Centenas de capacetes, um sofá, uma porta de geladeira e dezenas de televisores de tubo. Esses são alguns dos resíduos mais esquisitos que as águas do rio Atuba, na região metropolitana de Curitiba (PR), levaram até a barreira criada há dez anos por Diego Saldanha na tentativa de impedir que tudo aquilo seguisse o curso até desaguar no Iguaçu e suas famosas cataratas.
"Eu morei a vida toda à beira do rio Atuba. Há 30 anos, ele era limpo. Eu nadava e pescava ali. Hoje, o rio está sujo e poluído", diz o paranaense que queria "trazer uma vida melhor para o rio".
O que começou em 2016 de forma improvisada para capturar resíduos dos rios hoje é um sistema batizado de ecobarreira e composto por uma balsa flutuante atravessada de uma margem a outra do rio equipada com esteira transportadora e um pequeno galpão para receber e triar resíduos. E Saldanha estima que já tenha retirado mais de 40 toneladas de materiais do Atuba.
Também se desdobrou em uma estrutura metálica que pode ser arrastada pelas areias das praias para peneirar as tampinhas, bitucas e outras sujeiras, batizada de ecopeneira. A ferramenta, criada em 2023, vendeu cerca de R$ 1,1 milhão desde então.

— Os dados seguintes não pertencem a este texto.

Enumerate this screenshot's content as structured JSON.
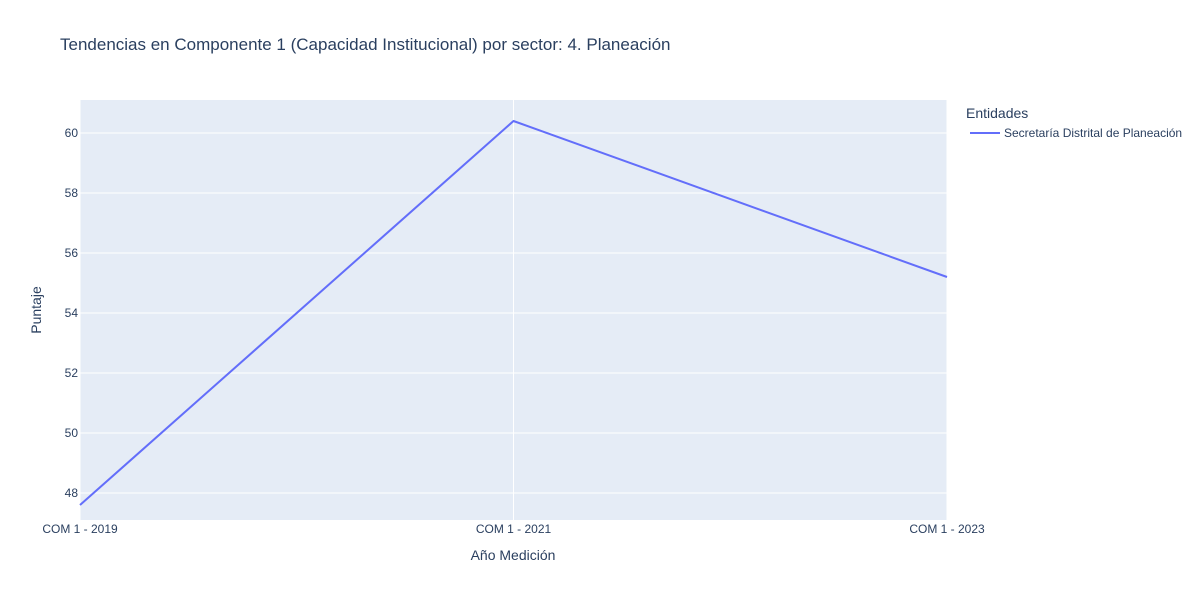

Dez anos atrás, quando começou o protótipo da ecobarreira, trabalhava como vendedor de frutas nos semáforos de Curitiba. Usou o que tinha à mão: tambores de 20 litros envolvidos por redes de proteção, amarrados uns aos outros e atravessados de uma margem à outra do Atuba.
A estrutura inicial retinha pouco lixo, mas o suficiente para convencê-lo do potencial da sua invenção. "Vi que ficou legal, que era possível evoluir a ideia e comecei a divulgar isso nas minhas redes sociais, porque tinha feito tudo por conta própria", diz. "Encontrei alcance e apoio."
Seu experimento, no entanto, não foi bem recebido por todos. "Me chamaram de louco. E fui até denunciado por vizinhos", lembra ele sobre o episódio que lhe rendeu uma visita da polícia ambiental, que posou para uma selfie antes de fechar a ocorrência.
"No fim, isso me ajudou. Ganhei 2,5 milhões de visualizações", brinca. Com a visibilidade, o projeto virou negócio, e Saldanha, um empreendedor ambiental. Hoje, ele diz que a atividade mudou sua vida em todos os sentidos. "Eu me sinto muito bem limpando o rio. Consegui trazer um conforto para a família, tudo por acreditar num sonho que, no início, muita gente não acreditava."
Segundo Saldanha, a quantidade de lixo capturada pela ecobarreira varia de acordo com o rio e com a época do ano. No Atuba, ele calcula retirar de 2 a 3 toneladas por ano. "Em alguns outros rios, pode ser isso por mês, em especial em rios urbanos, que concentram mais resíduo", afirma.
Ainda que a pesca e o transporte marítimo sejam responsáveis por parte do lixo que vai parar nos oceanos, são os rios os maiores emissores de resíduos nos mares. Eles carregam até o mar o lixo descartado de forma inadequada —às vezes há centenas de quilômetros de distância da linha costeira.
A ideia já foi replicada em outros lugares. Saldanha cita uma instalação no riacho Salgadinho, em Maceió, (AL) que deságua no mar e onde a barreira funciona como uma espécie de cinturão de proteção para reduzir a chegada de resíduos ao oceano. Também levou o modelo para igarapés de Belém (PA) durante a COP30, e a Matinhos, no litoral do Paraná.
Saldanha, que só conhecia as margens do Atuba e do Iguaçu, viajou por vários rios do Brasil. "Conheci a foz do Amazonas, a usina de Itaipu e o rio Madeira", conta ele, que também passou a percorrer o litoral brasileiro em ações ambientais em parceria com marcas como Havaianas e Sprite em que usa a ecopeneira que desenvolveu.
Saldanha conta que sempre passa o fim de ano no litoral e fica incomodado com a quantidade de lixo deixada na areia depois das festas da virada. Conheceu um equipamento deste tipo num evento ambiental no Marrocos, e adaptou o modelo na volta ao Brasil.
Feita de aço galvanizado, ela é empurrada como um arado, e peneira a areia, retendo resíduos pequenos, como canudos, sachês, tampinhas de metal e de plástico. "Já encontrei agulhas e muito caco de vidro também."
A procura pelo equipamento fez o inventor transformar a adaptação em outro produto comercial. Há modelos de cerca de R$ 800 e versões com rodas, para facilitar o deslocamento, por cerca de R$ 1.200.